I try to get photos of my plants at different stages of life, which means I end up with a lot of dull photos like these. So to add a bit of intrigue, can you guess what species these seeds are? Right now they are indistinguishable to the naked eye, but once they get going they will be quite distinctive!

Mystery plant A

[Photo: Seeds of mystery plant A.]This familiar member of the mint family is grown for its decorative foliage. In its native land (southeast Asia) it's a perennial, but here in Canada it is treated as an annual.

Mystery plant B

[Photo: Seeds of mystery plant B.]This member of the borage family has attractive dark green foliage, but is grown for its fragrant dark purple flowers. Here in Canada it's treated as an annual, but in its homeland, Peru, it is a perennial shrub (or sub-shrub depending on who you ask).

Gazania sprouts!

[Photo: Gazania rigens sprouts!] Tonight I decided to peek at the gazania seeds I started last week (the packet said to keep them in the dark for 7 to 14 days so I was deliberately not looking at them). It's a good thing I did because as you can see they have all sprouted, and it looks like they've been up for a while. They're awfully etiolated but hopefully they'll be able to recover now that they're under the lights.

Monday, February 21, 2011

First annual seeds of 2011: Gazania rigens 'Daybreak Pink Shades'

[Photo: Gazania rigens seeds, with Canadian penny for scale.]While native plants are my passion, I can't resist growing some annuals from seeds as well, especially since most natives need a few years to grow from seed to flowering size.

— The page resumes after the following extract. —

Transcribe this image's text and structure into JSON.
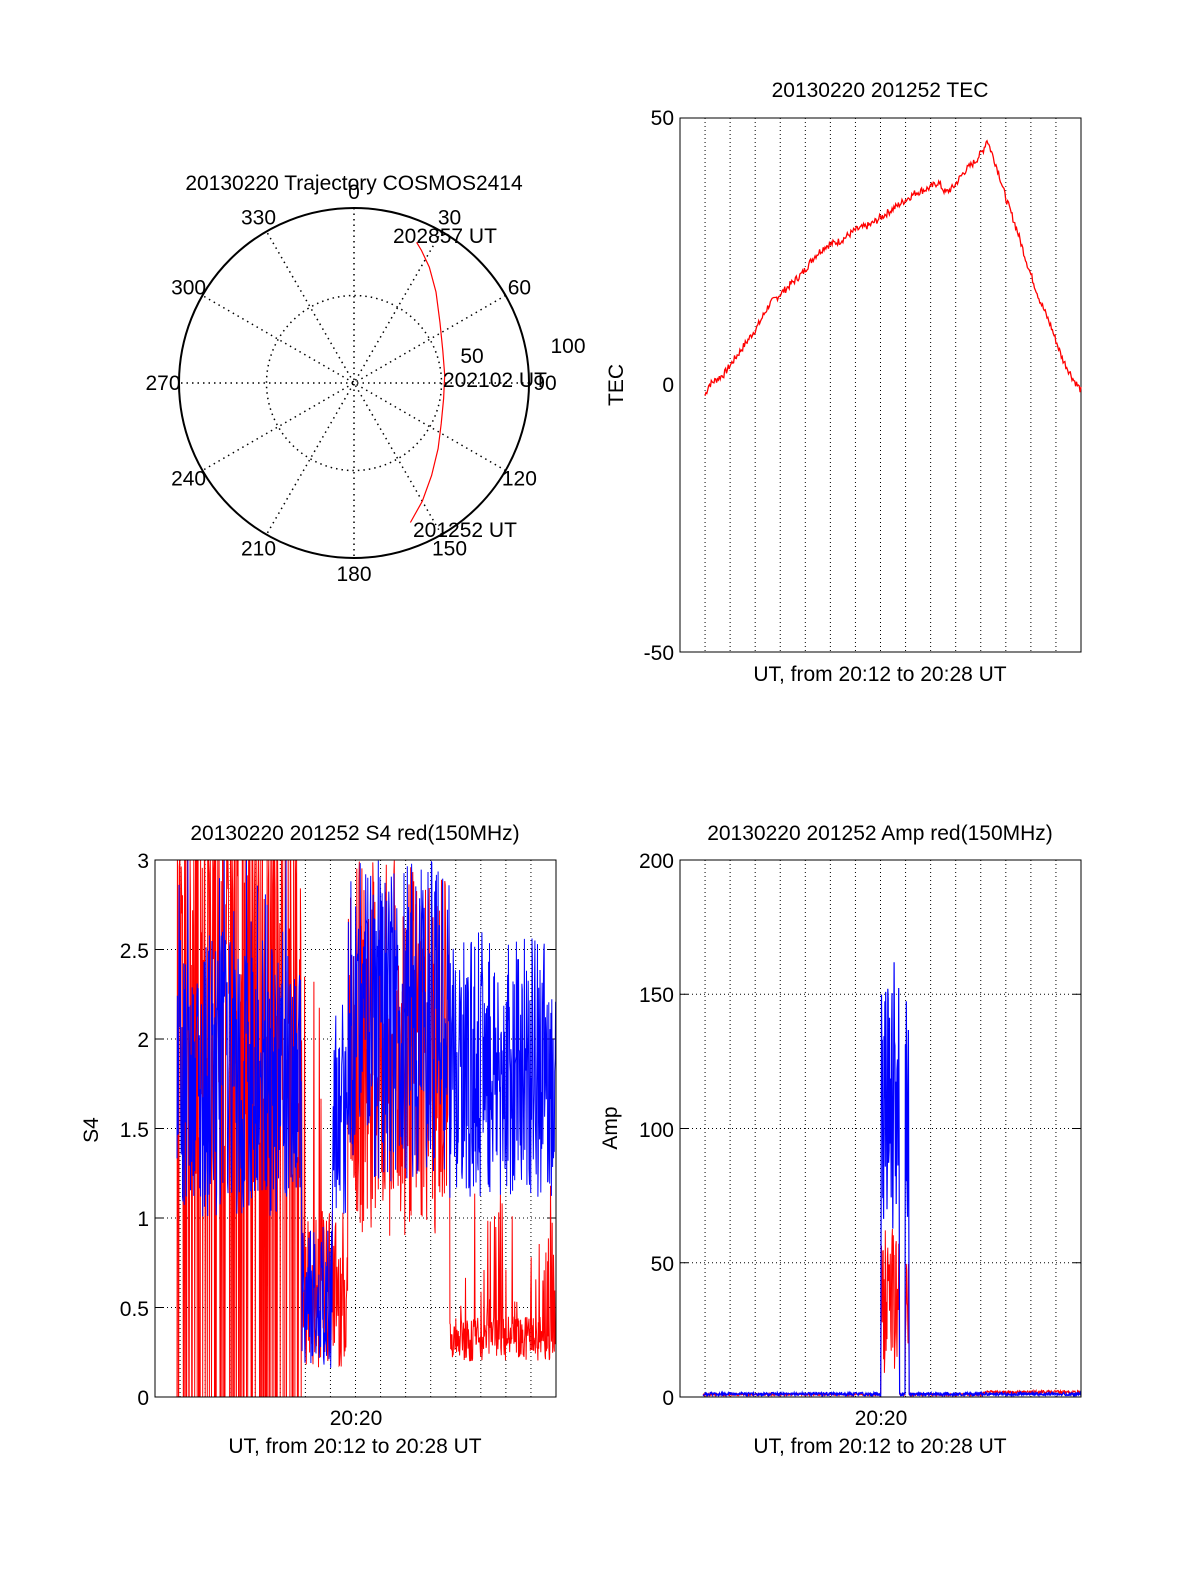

This is my first attempt at growing Gazania rigens (gazania or treasure-flower, gazanie) from seed (or any other way). Gazanias are low growing brightly coloured daisies (these ones are pink), and I'm hoping that like other daisies they will be attractive to pollinators as well as humans. G. rigens is native to South Africa and Mozambique, and grows as a weed in Australia, but has not naturalized in North America.

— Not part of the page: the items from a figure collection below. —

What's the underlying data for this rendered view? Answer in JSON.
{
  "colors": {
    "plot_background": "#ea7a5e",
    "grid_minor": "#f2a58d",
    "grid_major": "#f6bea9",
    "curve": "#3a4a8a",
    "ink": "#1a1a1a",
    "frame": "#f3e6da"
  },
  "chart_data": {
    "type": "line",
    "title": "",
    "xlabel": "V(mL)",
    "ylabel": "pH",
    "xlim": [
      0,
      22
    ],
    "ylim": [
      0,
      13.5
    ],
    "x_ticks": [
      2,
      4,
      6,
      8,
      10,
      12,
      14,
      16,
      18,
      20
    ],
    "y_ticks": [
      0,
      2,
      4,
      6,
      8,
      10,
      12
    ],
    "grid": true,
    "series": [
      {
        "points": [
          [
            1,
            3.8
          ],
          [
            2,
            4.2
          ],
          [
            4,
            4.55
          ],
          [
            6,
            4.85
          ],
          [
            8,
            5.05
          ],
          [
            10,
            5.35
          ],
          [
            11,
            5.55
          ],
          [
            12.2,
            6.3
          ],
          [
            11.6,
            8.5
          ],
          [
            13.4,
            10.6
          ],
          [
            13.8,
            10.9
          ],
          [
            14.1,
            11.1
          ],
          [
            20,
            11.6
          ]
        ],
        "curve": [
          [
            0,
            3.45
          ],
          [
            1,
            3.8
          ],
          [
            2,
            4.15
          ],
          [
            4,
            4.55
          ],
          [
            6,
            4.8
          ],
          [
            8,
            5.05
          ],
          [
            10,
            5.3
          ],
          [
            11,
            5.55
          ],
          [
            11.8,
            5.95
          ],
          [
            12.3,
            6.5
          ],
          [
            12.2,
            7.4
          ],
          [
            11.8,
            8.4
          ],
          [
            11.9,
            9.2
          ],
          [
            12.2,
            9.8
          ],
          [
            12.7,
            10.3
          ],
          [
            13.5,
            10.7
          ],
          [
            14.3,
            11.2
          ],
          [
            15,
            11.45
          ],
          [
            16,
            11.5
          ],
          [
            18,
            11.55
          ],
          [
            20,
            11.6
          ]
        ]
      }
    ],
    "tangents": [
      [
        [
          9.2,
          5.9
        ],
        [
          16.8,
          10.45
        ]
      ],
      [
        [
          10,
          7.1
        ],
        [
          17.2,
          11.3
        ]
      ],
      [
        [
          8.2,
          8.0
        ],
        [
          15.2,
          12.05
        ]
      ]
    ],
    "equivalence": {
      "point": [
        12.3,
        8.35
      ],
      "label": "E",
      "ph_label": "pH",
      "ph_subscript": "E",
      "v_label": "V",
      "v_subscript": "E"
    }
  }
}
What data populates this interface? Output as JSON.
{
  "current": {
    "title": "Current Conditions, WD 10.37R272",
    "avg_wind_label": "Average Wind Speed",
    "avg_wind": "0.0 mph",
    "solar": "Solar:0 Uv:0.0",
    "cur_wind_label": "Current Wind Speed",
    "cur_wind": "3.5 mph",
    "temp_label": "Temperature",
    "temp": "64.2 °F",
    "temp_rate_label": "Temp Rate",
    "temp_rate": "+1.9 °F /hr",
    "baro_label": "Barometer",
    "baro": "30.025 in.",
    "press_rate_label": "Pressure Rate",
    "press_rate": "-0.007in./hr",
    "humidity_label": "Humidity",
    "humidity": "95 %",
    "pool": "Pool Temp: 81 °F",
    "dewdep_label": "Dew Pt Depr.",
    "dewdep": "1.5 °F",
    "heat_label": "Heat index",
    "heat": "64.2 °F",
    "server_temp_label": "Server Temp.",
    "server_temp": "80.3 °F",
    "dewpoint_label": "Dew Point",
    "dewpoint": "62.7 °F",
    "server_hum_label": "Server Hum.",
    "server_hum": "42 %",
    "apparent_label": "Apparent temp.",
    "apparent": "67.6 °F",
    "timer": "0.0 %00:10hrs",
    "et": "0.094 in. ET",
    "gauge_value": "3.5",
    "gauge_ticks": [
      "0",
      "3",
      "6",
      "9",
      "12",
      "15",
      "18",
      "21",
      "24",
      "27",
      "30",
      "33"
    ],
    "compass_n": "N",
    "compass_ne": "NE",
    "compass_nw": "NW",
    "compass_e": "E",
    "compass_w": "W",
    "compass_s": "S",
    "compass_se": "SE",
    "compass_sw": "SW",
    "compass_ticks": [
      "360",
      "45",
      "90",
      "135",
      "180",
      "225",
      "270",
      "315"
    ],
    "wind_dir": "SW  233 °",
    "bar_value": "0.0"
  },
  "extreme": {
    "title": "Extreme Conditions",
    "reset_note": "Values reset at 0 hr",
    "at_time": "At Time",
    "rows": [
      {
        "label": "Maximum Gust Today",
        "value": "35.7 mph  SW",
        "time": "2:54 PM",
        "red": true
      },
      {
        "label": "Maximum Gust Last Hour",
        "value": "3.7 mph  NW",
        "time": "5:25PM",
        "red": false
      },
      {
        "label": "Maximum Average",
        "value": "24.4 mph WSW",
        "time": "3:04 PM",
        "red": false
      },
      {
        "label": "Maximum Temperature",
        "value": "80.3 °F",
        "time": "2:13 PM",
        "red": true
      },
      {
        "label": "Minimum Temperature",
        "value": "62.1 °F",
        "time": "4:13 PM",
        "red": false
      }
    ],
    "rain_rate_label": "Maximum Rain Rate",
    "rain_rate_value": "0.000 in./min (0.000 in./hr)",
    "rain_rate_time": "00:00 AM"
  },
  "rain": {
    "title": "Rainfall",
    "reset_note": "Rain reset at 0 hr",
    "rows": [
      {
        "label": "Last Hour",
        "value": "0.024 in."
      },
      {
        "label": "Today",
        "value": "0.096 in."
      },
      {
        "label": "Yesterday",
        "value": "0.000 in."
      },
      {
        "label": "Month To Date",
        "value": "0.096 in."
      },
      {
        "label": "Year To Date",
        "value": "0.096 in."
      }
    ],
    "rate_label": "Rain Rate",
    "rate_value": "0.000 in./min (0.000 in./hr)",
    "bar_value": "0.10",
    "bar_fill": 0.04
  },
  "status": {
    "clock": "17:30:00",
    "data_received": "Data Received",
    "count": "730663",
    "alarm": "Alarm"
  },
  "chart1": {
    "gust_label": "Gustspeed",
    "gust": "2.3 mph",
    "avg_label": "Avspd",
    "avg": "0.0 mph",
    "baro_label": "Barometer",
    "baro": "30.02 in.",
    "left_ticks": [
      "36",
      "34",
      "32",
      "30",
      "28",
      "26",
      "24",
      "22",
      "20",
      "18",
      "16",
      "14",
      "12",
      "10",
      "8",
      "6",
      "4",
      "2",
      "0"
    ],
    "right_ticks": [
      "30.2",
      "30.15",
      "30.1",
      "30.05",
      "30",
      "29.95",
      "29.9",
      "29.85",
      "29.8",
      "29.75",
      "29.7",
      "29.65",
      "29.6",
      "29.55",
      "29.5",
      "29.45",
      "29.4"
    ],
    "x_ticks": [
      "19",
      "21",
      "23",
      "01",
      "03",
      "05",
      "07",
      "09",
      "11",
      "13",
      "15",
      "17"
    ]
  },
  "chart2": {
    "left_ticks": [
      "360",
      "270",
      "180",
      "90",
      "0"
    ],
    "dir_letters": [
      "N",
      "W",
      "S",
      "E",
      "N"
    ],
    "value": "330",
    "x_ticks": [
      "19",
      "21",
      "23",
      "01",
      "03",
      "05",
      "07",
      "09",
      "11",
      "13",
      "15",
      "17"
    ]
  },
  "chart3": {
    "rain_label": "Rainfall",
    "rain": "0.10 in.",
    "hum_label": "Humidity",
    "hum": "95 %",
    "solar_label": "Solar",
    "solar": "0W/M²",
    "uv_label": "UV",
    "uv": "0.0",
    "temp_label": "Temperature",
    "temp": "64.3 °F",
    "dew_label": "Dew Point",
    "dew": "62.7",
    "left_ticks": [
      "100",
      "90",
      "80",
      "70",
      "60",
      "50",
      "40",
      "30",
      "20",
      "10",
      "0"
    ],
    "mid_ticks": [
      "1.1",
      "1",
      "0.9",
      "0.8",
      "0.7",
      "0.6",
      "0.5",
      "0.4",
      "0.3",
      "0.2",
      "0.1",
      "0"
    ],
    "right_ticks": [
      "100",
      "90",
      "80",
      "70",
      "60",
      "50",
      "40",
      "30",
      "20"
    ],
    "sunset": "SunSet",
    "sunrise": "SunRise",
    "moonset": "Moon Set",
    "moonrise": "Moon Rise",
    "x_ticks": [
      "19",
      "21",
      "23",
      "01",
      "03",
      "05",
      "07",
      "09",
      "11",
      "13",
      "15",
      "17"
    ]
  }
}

I was surprised by the pale yellow colour of these seeds; they don't look ripe somehow. According to the package they need a week or two of darkness to germinate, which is just as well as I haven't figured out where I'm going to set my lights up yet. They're currently sown in flats hidden in one of my kitchen cupboards!

PS: The natives I've started so far are Agastache foeniculum, Allium cernuum, Anemone virginiana, Aquilegia canadensis, Asclepias sp. (syriaca?), Asclepias tuberosa, Baptisia australis, Cephalanthus occidentalis, Desmodium canadense, and Helenium autumnale. They're stratifying in flats outdoors, hopefully they will get enough cold weather before spring starts in earnest.

Wednesday, February 2, 2011

Snowy owl in the garden!

[Photo: owl snow sculpture © Nicky Sztybel and Rosemary Amey.]Although theoretically we live in its winter range, I'm not sure if snowy owls (Bubo scandiacus, harfang des neiges) live in Toronto any more. (Apparently there are some owls here though, check out these sweet photos of owls in Toronto by Jean Iron.)

Nicky and I took advantage of the recent "extreme" snowstorm here in Toronto (which would have been considered perfectly ordinary February weather where I grew up in the Ottawa Valley) to create this snow scupture (obviously we weren't looking at an image of a real snowy owl when we did it!). The coloured parts were done with Wilton Icing Colors in Lemon Yellow, Black, and mixture of Lemon Yellow and Christmas Red, available at Bulk Barn. I don't know if I'll try adding colour to a snow sculpture again; the colour kept bleeding, and I kept having to scoop out areas and replace them with fresh snow.

Here's a nostalgia-inducing video about the snowy owl from the Canadian Wildlife Federation's classic Hinterland Who's Who series of PSAs. (Regular readers, I'm sorry I've been away from the blog so long. My fibromyalgia flared up in early autumn and for a while I forgot that I even had a garden, never mind a garden blog! And of course although this blog is supposed to be about gardening all year round, winter is not really prime gardening time in Toronto. But I'm feeling better now and have a whole backlog of photos to post, and there are exciting things coming up in terms of garlic mustard eradication in High Park later this year!)